Although between 1981 to 2006 IAF had been carrying out various reconnaissance mission over the enemy border, approximately 10-15 flights every month but Pakistan always chose to keep quite as they did not want to show their Air Force's incompetency in tracking the IAF's Mig-25R. The Garuda would Fly deep in Pakistan at its will and would come out undetected, the interceptors and the SAMs(Surface-to-Air) our enemies possessed could not catch this 'manned missile'.

The Pakistani public first came to know about these humiliating sorties on their land in May 1997.


IAF pilot on a reconnaissance and surveillance mission took off for Islamabad, Pakistan from the base station Bareilly in May 1997. Flying at low altitude, Garuda entered the Pakistani airspace avoiding any radar contact and stepped its foot deep in the enemy territory. As planned the Mig-25 took the aerial photographs, collected sensitive data from defence sites keeping flying parameter of 65,000 feet and low speed. However, on its return Mig-25 pilot accelerated the aircraft to Mach 2.8(3457 kmph) and broke the sound barrier, sending a powerful, ear deafening Sonic Boom of very high intensity over Islamabad.

To the observer on the ground a sonic boom sounds like a loud repeated thunder clap you normally associate with a thunder storm. Before the Pakistani Air Force could understand the situation and deploy their SAMs(Surface-to-Air-Missile) and fighter jets, Garuda was in the Indian Airspace with a lightning quick speed. Although it is still a mystery as to why the IAF's pilot decided to disclose his presence in the enemy territory but some believe that the Pilot decided to go supersonic to send a signal to the Pakistani Air Force that they are minuscule in front of the Indian Air Force and Pakistan has no aircraft in its inventory which could come even close to the cruising height of Mig-25. Indian Airforce and Government denied the incident but Pakistani Foreign Minister Gohar Ayub Khan believed that the IAF's Garuda took photographs of various sensitive locations and strategic installations. This incident since then has been a hallmark of Indian Airforce's Garuda, the fastest aircraft ever.

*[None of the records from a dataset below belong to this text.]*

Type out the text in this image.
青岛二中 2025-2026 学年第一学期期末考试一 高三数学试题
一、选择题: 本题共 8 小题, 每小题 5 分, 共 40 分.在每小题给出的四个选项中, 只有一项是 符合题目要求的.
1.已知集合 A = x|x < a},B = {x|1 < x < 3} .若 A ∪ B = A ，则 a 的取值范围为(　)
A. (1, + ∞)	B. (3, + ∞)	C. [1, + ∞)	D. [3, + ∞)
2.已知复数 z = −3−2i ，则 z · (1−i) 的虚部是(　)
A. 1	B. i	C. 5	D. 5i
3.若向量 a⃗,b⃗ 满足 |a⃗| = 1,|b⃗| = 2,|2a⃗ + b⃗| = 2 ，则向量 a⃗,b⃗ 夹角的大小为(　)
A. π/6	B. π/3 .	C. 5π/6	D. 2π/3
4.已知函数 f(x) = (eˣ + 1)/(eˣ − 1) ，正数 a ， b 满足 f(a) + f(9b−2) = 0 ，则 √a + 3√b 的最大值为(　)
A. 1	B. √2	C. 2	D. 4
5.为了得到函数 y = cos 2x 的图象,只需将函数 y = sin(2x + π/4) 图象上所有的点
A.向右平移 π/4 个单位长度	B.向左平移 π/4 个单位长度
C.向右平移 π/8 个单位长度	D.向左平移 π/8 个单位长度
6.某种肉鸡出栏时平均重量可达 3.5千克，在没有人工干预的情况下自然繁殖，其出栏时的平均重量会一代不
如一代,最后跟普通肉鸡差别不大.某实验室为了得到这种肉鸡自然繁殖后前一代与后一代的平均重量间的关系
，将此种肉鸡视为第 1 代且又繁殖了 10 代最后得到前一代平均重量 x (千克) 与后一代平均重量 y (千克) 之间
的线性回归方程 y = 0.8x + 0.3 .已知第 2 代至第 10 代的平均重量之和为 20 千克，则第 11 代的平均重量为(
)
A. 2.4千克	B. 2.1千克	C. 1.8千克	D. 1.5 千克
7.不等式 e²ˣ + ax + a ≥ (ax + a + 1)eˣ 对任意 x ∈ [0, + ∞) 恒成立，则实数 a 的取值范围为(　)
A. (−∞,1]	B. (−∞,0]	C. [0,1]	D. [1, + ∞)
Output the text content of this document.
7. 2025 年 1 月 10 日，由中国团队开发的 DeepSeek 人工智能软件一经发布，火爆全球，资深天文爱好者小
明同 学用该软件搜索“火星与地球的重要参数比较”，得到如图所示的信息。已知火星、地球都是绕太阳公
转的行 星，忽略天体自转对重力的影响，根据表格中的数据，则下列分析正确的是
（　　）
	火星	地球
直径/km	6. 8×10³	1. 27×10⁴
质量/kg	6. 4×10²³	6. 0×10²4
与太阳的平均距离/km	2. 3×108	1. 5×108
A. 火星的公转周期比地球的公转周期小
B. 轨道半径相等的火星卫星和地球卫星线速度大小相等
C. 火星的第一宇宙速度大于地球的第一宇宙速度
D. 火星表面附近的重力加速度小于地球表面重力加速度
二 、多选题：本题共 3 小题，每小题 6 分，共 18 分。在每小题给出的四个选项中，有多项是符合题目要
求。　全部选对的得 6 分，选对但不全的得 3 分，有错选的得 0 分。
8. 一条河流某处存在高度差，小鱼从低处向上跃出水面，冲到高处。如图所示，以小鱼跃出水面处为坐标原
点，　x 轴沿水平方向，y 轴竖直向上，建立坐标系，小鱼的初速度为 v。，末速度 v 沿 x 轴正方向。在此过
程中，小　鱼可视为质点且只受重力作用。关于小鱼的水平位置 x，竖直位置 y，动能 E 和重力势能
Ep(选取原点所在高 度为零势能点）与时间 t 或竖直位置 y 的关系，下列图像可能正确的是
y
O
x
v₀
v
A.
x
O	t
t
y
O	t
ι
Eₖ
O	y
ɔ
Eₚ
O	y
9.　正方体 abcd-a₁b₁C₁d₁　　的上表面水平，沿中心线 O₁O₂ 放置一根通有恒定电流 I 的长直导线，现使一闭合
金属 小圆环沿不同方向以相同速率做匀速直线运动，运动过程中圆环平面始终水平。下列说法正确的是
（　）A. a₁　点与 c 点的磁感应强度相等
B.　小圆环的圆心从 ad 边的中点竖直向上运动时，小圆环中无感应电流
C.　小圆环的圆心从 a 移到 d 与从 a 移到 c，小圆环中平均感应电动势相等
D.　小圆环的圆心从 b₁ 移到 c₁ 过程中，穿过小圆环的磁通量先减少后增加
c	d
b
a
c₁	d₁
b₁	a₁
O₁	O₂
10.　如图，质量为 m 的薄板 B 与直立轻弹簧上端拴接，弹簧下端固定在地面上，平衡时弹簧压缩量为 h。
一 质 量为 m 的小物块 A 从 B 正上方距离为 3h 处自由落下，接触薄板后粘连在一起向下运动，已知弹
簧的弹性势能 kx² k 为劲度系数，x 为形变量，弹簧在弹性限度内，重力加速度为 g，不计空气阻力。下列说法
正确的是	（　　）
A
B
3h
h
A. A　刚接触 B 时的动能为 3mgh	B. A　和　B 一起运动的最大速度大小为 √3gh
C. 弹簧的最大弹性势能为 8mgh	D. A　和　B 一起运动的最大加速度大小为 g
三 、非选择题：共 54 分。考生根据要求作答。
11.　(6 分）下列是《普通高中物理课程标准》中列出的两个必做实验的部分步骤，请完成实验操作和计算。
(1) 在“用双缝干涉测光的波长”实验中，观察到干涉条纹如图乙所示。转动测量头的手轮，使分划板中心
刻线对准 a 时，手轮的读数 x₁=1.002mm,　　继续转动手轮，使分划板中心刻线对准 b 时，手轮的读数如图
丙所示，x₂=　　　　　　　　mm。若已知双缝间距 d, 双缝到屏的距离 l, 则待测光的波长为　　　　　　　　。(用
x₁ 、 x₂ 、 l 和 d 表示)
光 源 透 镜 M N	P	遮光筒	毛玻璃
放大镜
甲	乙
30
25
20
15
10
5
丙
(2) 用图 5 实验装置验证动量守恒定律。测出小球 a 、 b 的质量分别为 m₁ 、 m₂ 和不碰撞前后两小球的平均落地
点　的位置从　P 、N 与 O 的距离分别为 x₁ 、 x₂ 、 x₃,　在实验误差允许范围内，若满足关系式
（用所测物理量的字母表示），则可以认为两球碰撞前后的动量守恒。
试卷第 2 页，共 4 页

IAF pilot in Mig-25 Pressure Suit

Mig-25 was not only very powerful but also a difficult beast to handle, which can be seen from the fact that in the IAF, only 42 pilots were ever given access to fly this jet. The unmatched speed of Mig-25 was at times proving to be a curse, Mach 2.8 was considered to be the safe speed to fly the aircraft, however going higher than this speed would often time result in engine failures and even blast in the after burners. The Mig-25 would take about 23,000 liters of fuel in a single mission. The pilots had to wear a lot of safety gears and specially designed "Pressure-Suits" and visors while piloting the Garuda. During its service of 25 years in Indian Air Force, out of the total 10 aircraft fleet, only 3 were lost to crash.


The Mig-25 was to be in service for 15 years which was later extended to 25 years and finally bid farewell on 1 May, 2006 at its parent station Bareilly. The six airframes were however preserved to commemorate the great legacy of Garuda with one each kept in Bareilly, Kalaikunda, Dundigal, Palam, Khadakvasla and Jodhpur.

During their service Mig-25R and Mig-25U variants gave the Indian Air Force exceptional advantage to sneak in enemy's airspace at will and capture sensitive data. Mig-25 was to India, what SR-71 Blackbird(Spy and Bomber Aircraft) was to United States.

Few days before the farewell Retired Air chief Marshal Idris Hasan Latif said,

"I am saddened that our Foxbats will soon be gone, but they served an intensely useful purpose. When I was the IAF chief, I was shocked and delighted to learn that the Soviets were actually offering MiG-25 Foxbats to us in 1980. I phoned up Mrs (Indira) Gandhi and she told me to go ahead and make a decision. She was a brilliant leader to work with. The Foxbat was the best in the world and it was made available to us."

There was no aircraft close to the Mig-25 nor will there be in the near future, it had become an inseparable part of the IAF's Fighter fleet, with the Dassault Rafale and HAL's LCA Tejas, Indian Air Force looks to fulfill the void left by the Garuda.